Stacked holds were flagged by a 2015-16 grand jury in San Benito, a county of about 65,000 east of Monterey. Patients were often held for longer than 72 hours and “not infrequently” beyond a week, according to the grand jury’s report, and some patients were being held in an emergency room for as long as 14 days.
The county had argued that the Lanterman-Petris-Short Act, the state law that governs involuntary holds and mental health conservatorships, left an unclear definition of when the 72-hour limit begins. But the grand jury said it “found the law to be well defined” — and that “resolving the time issue of a 5150 hold will not solve the county’s larger mental health care systemic problems.”
A person who has been involuntarily detained during a mental health crisis has a right to due process, though the state statute and case law differs on exactly when. The next step beyond a 72-hour hold is known as a 5250, and allows a facility to hold a person for up to 14 days.
State law says a person is entitled to what’s known as a certification review hearing, held within the facility, within four days after being placed on a 5250. A federal appeals court has found that due process requires that a person be given a hearing within seven days of being picked up by police, regardless of the type of hold.
But people being put on serial 5150s may never be placed on a 5250 — and may not get that hearing, Pederson said.
“So you can imagine, if someone is in Imperial County and they’re in the emergency department for six days, seven days on multiple different 5150 holds, they never have access to that due process that they’re entitled to under the case law,” she said. “Which is important because it’s the only way a person who is subject to an LPS hold meaningfully has access and the right to challenge a hold.”
Disability Rights California sued San Benito in 2019, saying its behavioral health department’s failure to designate any facility to treat 5150s delayed people’s access to evaluation and treatment.
The two agencies last year reached a settlement, in which the county acknowledged that a person can only be held for up to 72 hours and agreed to take all steps to safely release or transfer a person to a proper facility when a bed or alternative placement is available. San Benito also agreed to work on expanding supportive housing for people in need of mental health services, among other efforts.
Pederson said Disability Rights believed that the number of beds is sufficient in California, but that obstacles are at every stage, and people would benefit instead from community-based services.
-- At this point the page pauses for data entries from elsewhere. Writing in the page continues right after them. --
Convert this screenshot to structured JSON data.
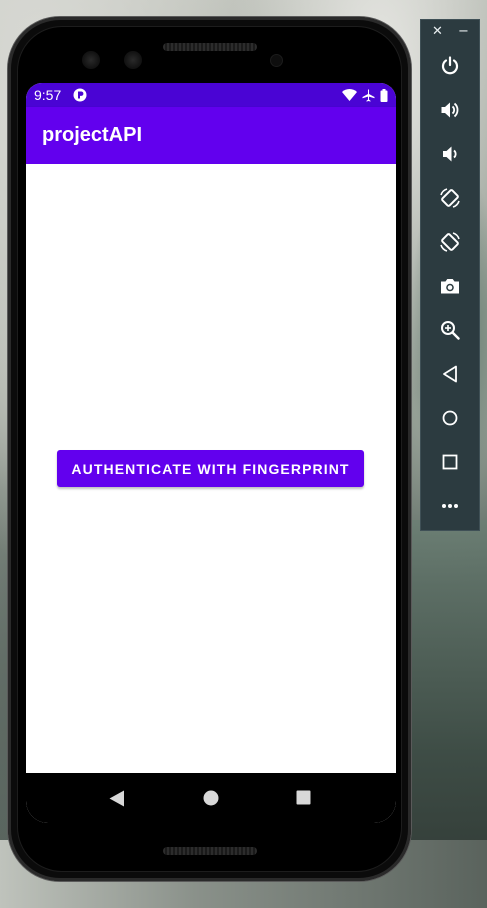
{
  "status_bar": {
    "time": "9:57"
  },
  "app": {
    "title": "projectAPI",
    "primary_color": "#6200ee",
    "status_bar_color": "#4a04d4"
  },
  "main": {
    "authenticate_button": "AUTHENTICATE WITH FINGERPRINT"
  },
  "emulator_toolbar": {
    "close_label": "✕",
    "minimize_label": "−",
    "buttons": [
      {
        "icon": "power-icon"
      },
      {
        "icon": "volume-up-icon"
      },
      {
        "icon": "volume-down-icon"
      },
      {
        "icon": "rotate-left-icon"
      },
      {
        "icon": "rotate-right-icon"
      },
      {
        "icon": "camera-icon"
      },
      {
        "icon": "zoom-icon"
      },
      {
        "icon": "back-icon"
      },
      {
        "icon": "home-icon"
      },
      {
        "icon": "overview-icon"
      },
      {
        "icon": "more-icon"
      }
    ]
  },
  "nav_bar": {
    "icons": [
      "back-icon",
      "home-icon",
      "recents-icon"
    ]
  }
}
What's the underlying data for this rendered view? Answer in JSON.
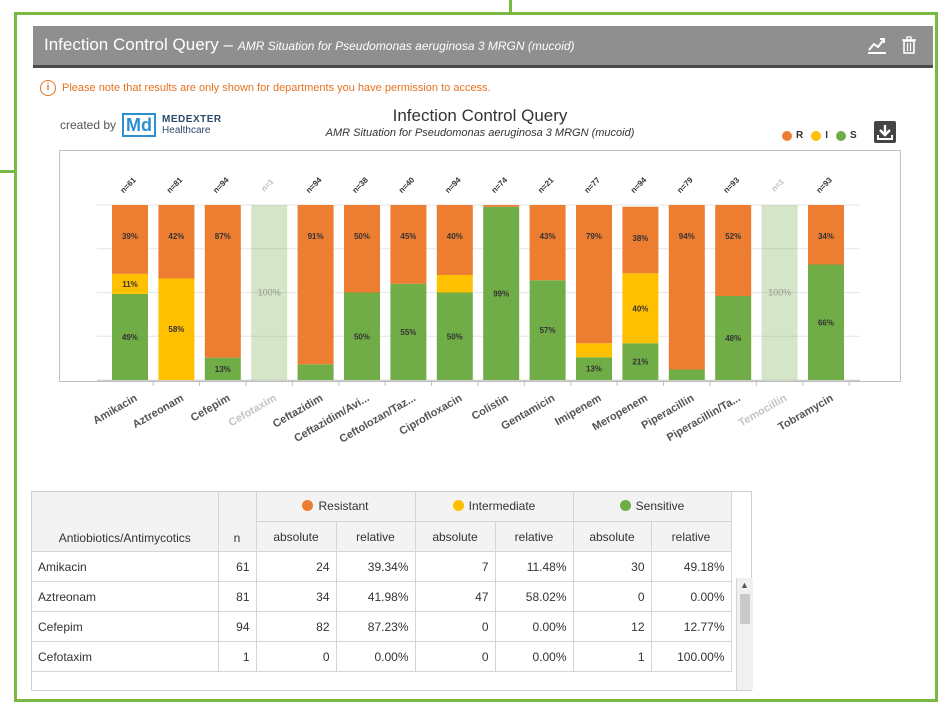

“You have a bottleneck of people going out, bottlenecks of people coming in,” she said. “And we strongly believe that these bottlenecks would be alleviated if people had more meaningful, less restrictive alternatives than hospitals.”
Cabrera said behavioral health directors were running into additional issues: facilities that are “cherry-picking” whom they will accept from counties that are trying to place people in longer-term care, staffing shortages across the state and limiting health insurance funding structures.
It’s not the same way physical health care is structured, she said, and she sees that “practically speaking, in people’s everyday lives, it also leads to a tremendous amount of unnecessary suffering.”
Cabrera also said behavioral health directors were aware of the lack of data and struggle with collecting such information from facilities that aren’t county-operated. Her association sponsored a state bill this year that aims to improve data collection for 5150s. The behavioral health directors association said requiring data to be reported with sociodemographic factors would allow officials to identify disparities and “improve the quality of treatment and services available to all Californians.”
“We think it’s a really important thing to be able to have more transparency,” Cabrera said, “and our folks would be really happy to see and be able to know what’s happening in the landscape.”
Another bill, supported by Disability Rights California, seeks to clarify the 72-hour rule for 5150s by specifying that the clock begins at the time of detention, not when someone is admitted to an officially designated facility.
Both bills cleared the state legislature and await action by Gov. Gavin Newsom.